百合愛は同窓会会場である、ホテルにいた。

会場内に入り、なんとなく一路を探す。
まだ来ていないようだ。

友人の話では、出席すると聞いていた。
遅れてくるのだろうか。


「百合愛!」
「あ、久しぶり!」

友人が、声をかけてきた。

「百合愛、綺麗になったね!」
「そ、そうかな?////」
「うん!綺麗!」

「ありがとう!」
嬉しそうに微笑む。

「百合愛、一路と別れてからどうしてた?」
友人が、窺うように聞いてくる。

「あ、今年の夏に恋人ができたの。
その彼はとっても素敵な人で……だから、幸せ!」

「そっかぁ!良かった!
今度、紹介してよ!」
「もちろん!
今日、終わったら迎えに来てくれるからその時にでも」


すると、会場に一路が入ってきた。

一路はすぐに百合愛を見つけると、真っ直ぐ近づいてきた。
「百合愛」

「え?あ、一路くん」

「久しぶり」

「うん」

「お前、本当に“あの”百合愛?」

「え?うん。堺戸 百合愛だよ」
百合愛は、淡々と一路の問いに答える。

「別人みたいだな」

「え?」

「ビクつかないし、真っ直ぐ俺を見るところも変わった」

そう言えば、そうだ。
一路と付き合っていた時の百合愛は、常にビクビクしていて、いつも一路の顔色を窺っていた。

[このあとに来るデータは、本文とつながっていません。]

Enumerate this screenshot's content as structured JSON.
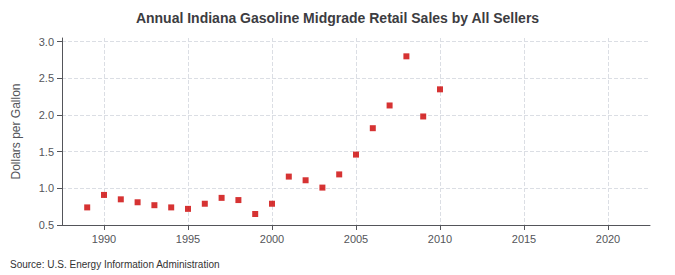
{
  "chart_data": {
    "type": "scatter",
    "title": "Annual Indiana Gasoline Midgrade Retail Sales by All Sellers",
    "ylabel": "Dollars per Gallon",
    "source": "Source: U.S. Energy Information Administration",
    "color": "#cc0000",
    "marker": "square",
    "grid": true,
    "x": [
      1989,
      1990,
      1991,
      1992,
      1993,
      1994,
      1995,
      1996,
      1997,
      1998,
      1999,
      2000,
      2001,
      2002,
      2003,
      2004,
      2005,
      2006,
      2007,
      2008,
      2009,
      2010
    ],
    "values": [
      0.74,
      0.91,
      0.85,
      0.81,
      0.77,
      0.74,
      0.72,
      0.79,
      0.87,
      0.84,
      0.65,
      0.79,
      1.16,
      1.11,
      1.01,
      1.19,
      1.46,
      1.82,
      2.13,
      2.8,
      1.98,
      2.35
    ],
    "xlim": [
      1987.5,
      2022.5
    ],
    "ylim": [
      0.5,
      3.05
    ],
    "xticks": [
      1990,
      1995,
      2000,
      2005,
      2010,
      2015,
      2020
    ],
    "yticks": [
      0.5,
      {
        "value": 1.0,
        "label": "1.0"
      },
      1.5,
      {
        "value": 2.0,
        "label": "2.0"
      },
      2.5,
      {
        "value": 3.0,
        "label": "3.0"
      }
    ]
  }
}
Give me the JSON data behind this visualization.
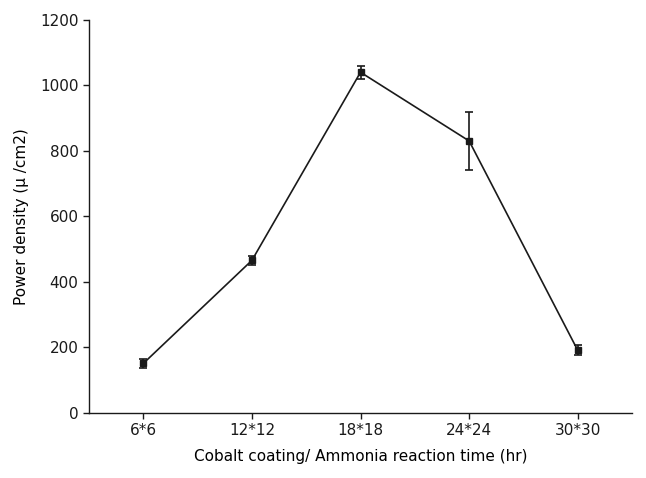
{
  "x_labels": [
    "6*6",
    "12*12",
    "18*18",
    "24*24",
    "30*30"
  ],
  "x_values": [
    1,
    2,
    3,
    4,
    5
  ],
  "y_values": [
    150,
    465,
    1040,
    830,
    190
  ],
  "y_errors": [
    15,
    15,
    20,
    90,
    15
  ],
  "xlabel": "Cobalt coating/ Ammonia reaction time (hr)",
  "ylabel": "Power density (μ /cm2)",
  "ylim": [
    0,
    1200
  ],
  "yticks": [
    0,
    200,
    400,
    600,
    800,
    1000,
    1200
  ],
  "line_color": "#1a1a1a",
  "marker_color": "#1a1a1a",
  "marker_size": 5,
  "capsize": 3,
  "linewidth": 1.2,
  "background_color": "#ffffff"
}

しかも話をする時も、こんな淡々と話すなんてもっての他だった。


百合愛自身もびっくりだが、完全に一路に対して感情が冷めていた。

だからか、とても冷静に対応できていたのだ。


(これも、水瀬くんのおかげだなぁー)
と、心の中で微笑んでいた。

(あー、水瀬くんに会いたいなぁ~
………楽しみだなー、今日一ヶ月振りに会えるの)

百合愛が悶々と、水瀬への愛しい想いを巡らせていると、不意に手を掴まれた。


「え………」

「百合愛、二人で抜けない?」

一路が手を掴み、耳打ちしてきたのだ。